As Nova Primus is a very extensive landmass, the duties of the king were historically quite limited. The king was bound to protect the faith (meaning, in theory, both the Ecclesiarchy and the Mechanicus, although in practice the Ecclesiarchy often received the lion’s share of royal assistance), and to defend humanity against major threats such as ork Waaagh!s.
These duties were enforced by vows of fealty sworn by the lord of each House to the king. The exact content of these vows is known to have varied over the years, but they were always limited along the lines of defending the church(es) and mankind.
The office of king did pass from father to son, but in ages past the crown did pass from House to House (generally in bloody wars of succession). All agree that House Vaar has given Nova more kings than any other House, but all Houses except for House Rhinette have held the crown at least once in their history.
The era of kings ended in the Age of Iron. The exact date is not agreed upon, but all agree that the end of the Age of Iron is defined as whenever the last Novan king was overthrown, and this is generally accepted to have occurred at least 300 years ago. King Kaddar III Vaar was the last Novan king. During his rein, the Spire’s demands for tithe increased radically, and Kaddar III sided with the Ecclesiarchy over the protesting Houses. Such was the burden of the tithe that all six other Houses united against Kaddar and the white priests in a rebellion that eventually included many of House Vaar’s own vassal Houses. Though the rebels never took Stonehull, Kaddar III was betrayed by his own son. The power of the Ecclesiarchy would never recover, and although Kaddar’s son was allowed to assume the lordship of House Vaar, no king was crowned. The Age of Steel had begun.
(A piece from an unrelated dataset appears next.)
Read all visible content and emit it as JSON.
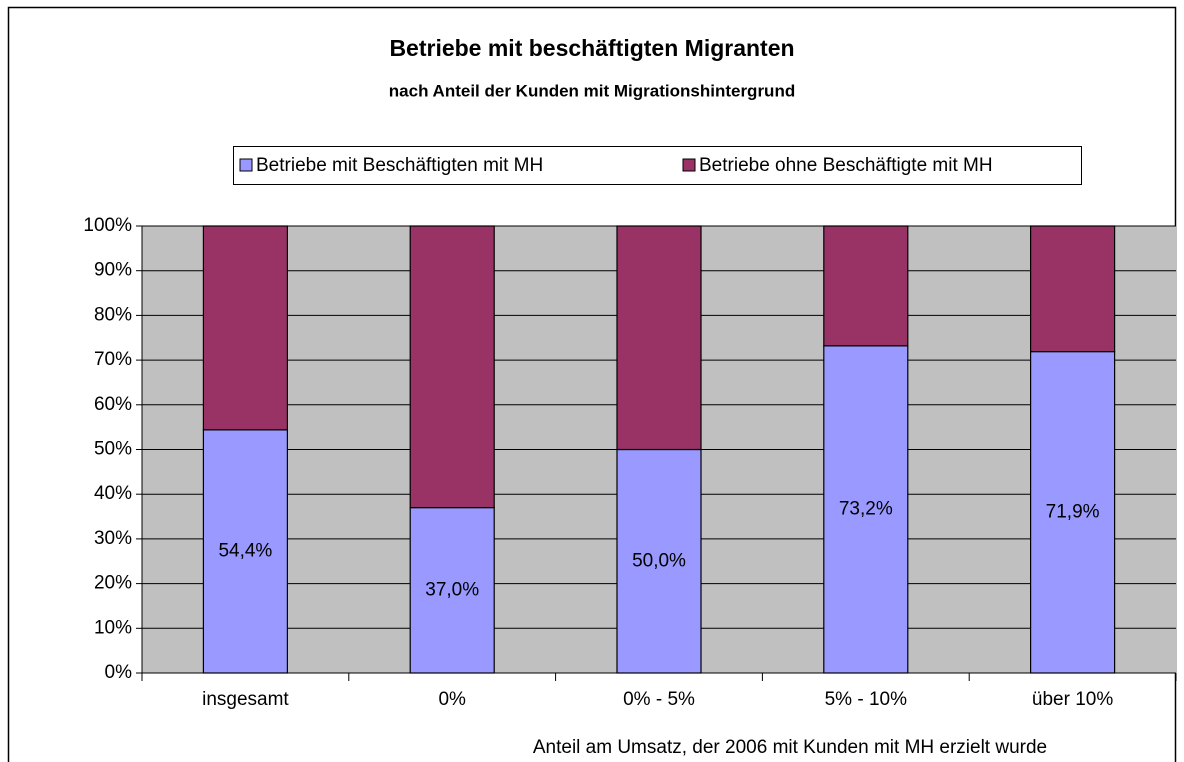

According to various off-world personnel, Nova’s king was in fact responsible for administering (and defending) the planet as part of the larger Imperium, a state of affairs of which the rest of the world was ignorant. Polynikes Callistos has speculated that it is not unknown for imperial planetary governors to “go native.” It may have been the case that the kings of Nova belonged to a tiny number of people who knew of Nova’s true position among the worlds of the Emperor, but it is also possible that over time even the kings forgot this knowledge, or that it was passed from king to king in debased and mythologized form.
While custom gives a lord extensive powers of justice within his lands, and feudal vows may give him great power, lords are not kings. In ages past, Nova was rules by kings, who acted as first among equals among the lords of the great Houses. The main difference between a king and a lord is that the king of Nova was owed a certain degree of fealty by all Novans, even in the absence of an explicit feudal vow. In practice, the crown was a largely religious institution, responsible for defending and upholding the Ecclesiarchy and giving assistance to the Black Sisters.
The last king of Nova was Kaddar III Vaar of House Vaar, whose reign ended three hundred years ago. Kaddar III was overthrown by his fellow lords after instituting a wildly unpopular head tax to fund lavish sacrifices at the Spire. The revolt destroyed the monarchy and was a watershed event for the Ecclesiarchy, which has largely refrained from meddling in the Houses’ economics affairs ever since.